Girl of the Southern Sea

Kadarusman, Michelle. Girl of the Southern Sea
May 23rd 2019 by Pajama Press
Public library copy

Nia lives in Jakarta, Indonesia with her father, who runs a fried banana cart, and her brother, Rudi, whose birth led to their mother's death. Her father drinks excessively, often taking the money needed for rent on their shack or for food. Nia no longer goes to school, since the family does not have the fees. She works around the home and helps her father with the banana cart. When she is taking the rent to the landlord, she is involved in a bad bus accident and is the only one who escapes unharmed. A local merchant, Oskar, helps her home, and then spends a lot of time around the cart telling everyone about her miracle of survival. Nia charges more for the bananas and life seems to be looking up, since she has also decided not to let her father have any money at all, lest he spend it on alcohol. However, the people who willingly buy her good luck fritters eventually turn on her for her higher prices, her father leaves and is apparently in another city with another family, and Oskar breaks into the house claiming he is only looking for the dowry Nia's father promised him. Nia is not ready to go down so easily. She confronts Oskar and his mother, and even hunts down her father. She even gets a job as a literacy tutor at her old school, and is able to make a better life for her and Rudi.
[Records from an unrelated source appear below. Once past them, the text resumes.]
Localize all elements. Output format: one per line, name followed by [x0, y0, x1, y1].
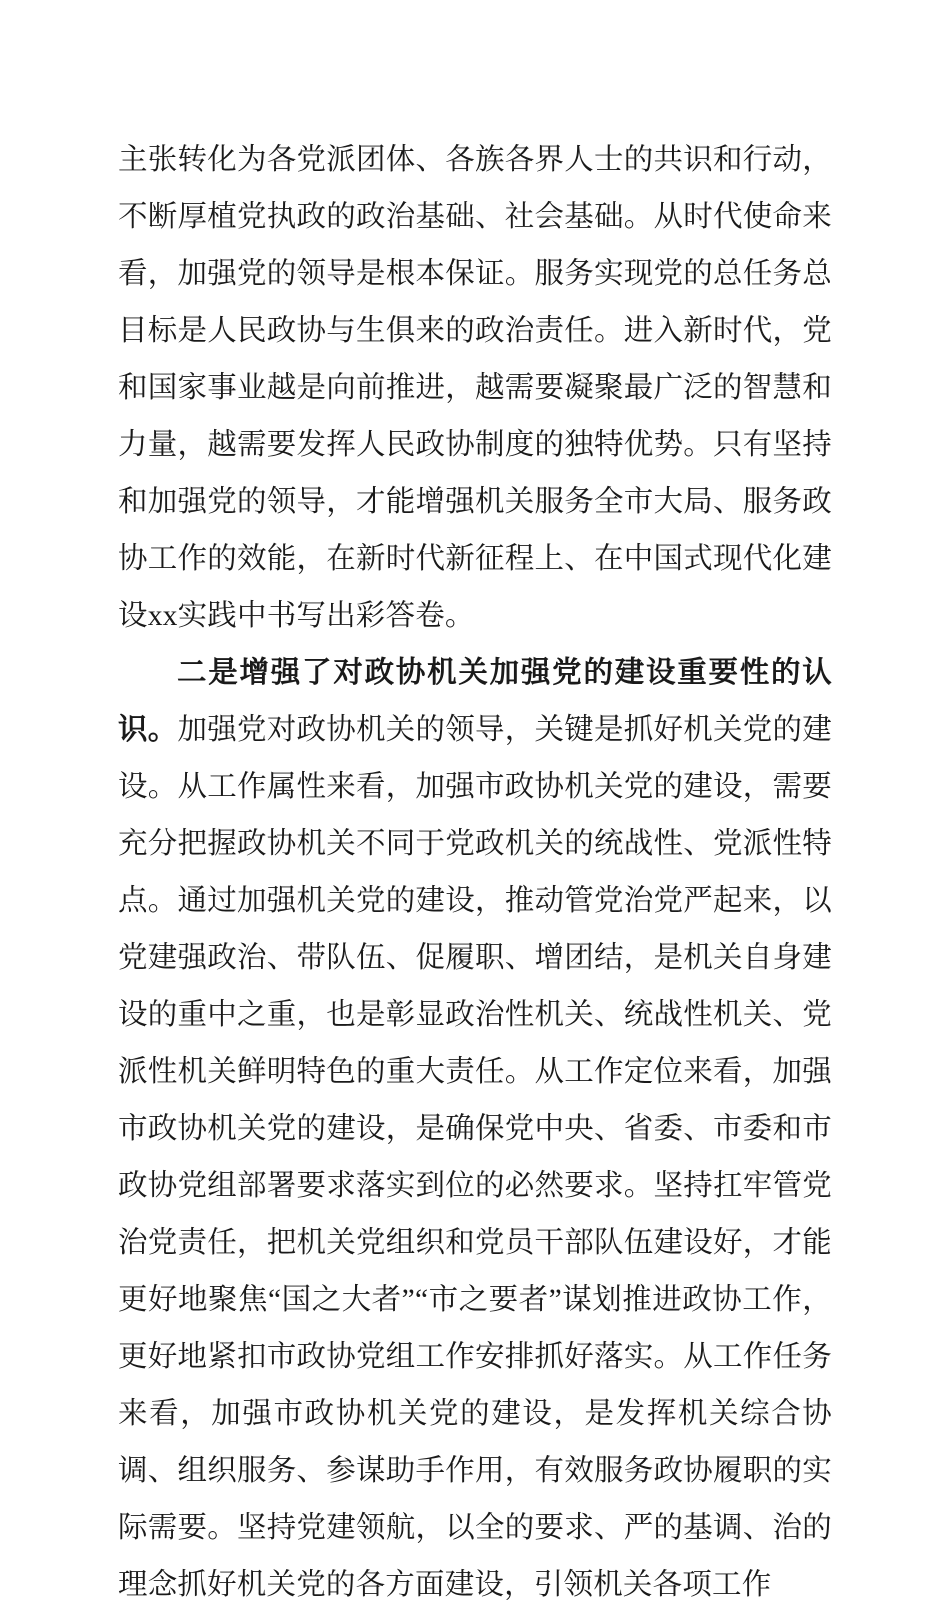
paragraph-text: 主张转化为各党派团体、各族各界人士的共识和行动，不断厚植党执政的政治基础、社会基础。从时代使命来看，加强党的领导是根本保证。服务实现党的总任务总目标是人民政协与生俱来的政治责任。进入新时代，党和国家事业越是向前推进，越需要凝聚最广泛的智慧和力量，越需要发挥人民政协制度的独特优势。只有坚持和加强党的领导，才能增强机关服务全市大局、服务政协工作的效能，在新时代新征程上、在中国式现代化建设xx实践中书写出彩答卷。 — [118, 144, 832, 632]
paragraph-lead-in: 二是增强了对政协机关加强党的建设重要性的认识。 — [118, 657, 832, 746]
paragraph-second-point — [118, 645, 832, 1614]
document-body — [118, 132, 832, 1614]
paragraph-text: 加强党对政协机关的领导，关键是抓好机关党的建设。从工作属性来看，加强市政协机关党的建设，需要充分把握政协机关不同于党政机关的统战性、党派性特点。通过加强机关党的建设，推动管党治党严起来，以党建强政治、带队伍、促履职、增团结，是机关自身建设的重中之重，也是彰显政治性机关、统战性机关、党派性机关鲜明特色的重大责任。从工作定位来看，加强市政协机关党的建设，是确保党中央、省委、市委和市政协党组部署要求落实到位的必然要求。坚持扛牢管党治党责任，把机关党组织和党员干部队伍建设好，才能更好地聚焦“国之大者”“市之要者”谋划推进政协工作，更好地紧扣市政协党组工作安排抓好落实。从工作任务来看，加强市政协机关党的建设，是发挥机关综合协调、组织服务、参谋助手作用，有效服务政协履职的实际需要。坚持党建领航，以全的要求、严的基调、治的理念抓好机关党的各方面建设，引领机关各项工作 — [118, 714, 833, 1601]
paragraph-continued — [118, 132, 832, 645]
Strengths: I love books like Cruz's Everlasting Nora, Saeed's Amal Unbound, or Venkatraman's A Bridge Home; and I don't know that I've ever read anything set in Indonesia! The details of housing, clothing and daily life are all good, and Nia's fight to improve her life is admirable. This is an #ownvoices book, but since the author doesn't currently live in Indonesia, she had a sensitivity writer. I love that attention to detail.
Weaknesses: Not a weakness with this book, but I would like to see books set in other countries where the children are not horribly treated. I don't want my students thinking that everywhere else in the world is a horrible place. They need to know that sometimes it is, but there should be some balance.
What I really think: Definitely purchasing. Canadian writers seem to be putting out books on more cultures than US ones? There have been a lot of great books coming out of Canada, and I'm glad that we get them. (Unlike Carrol's Ultra, Scholastic! I'm still bitter!)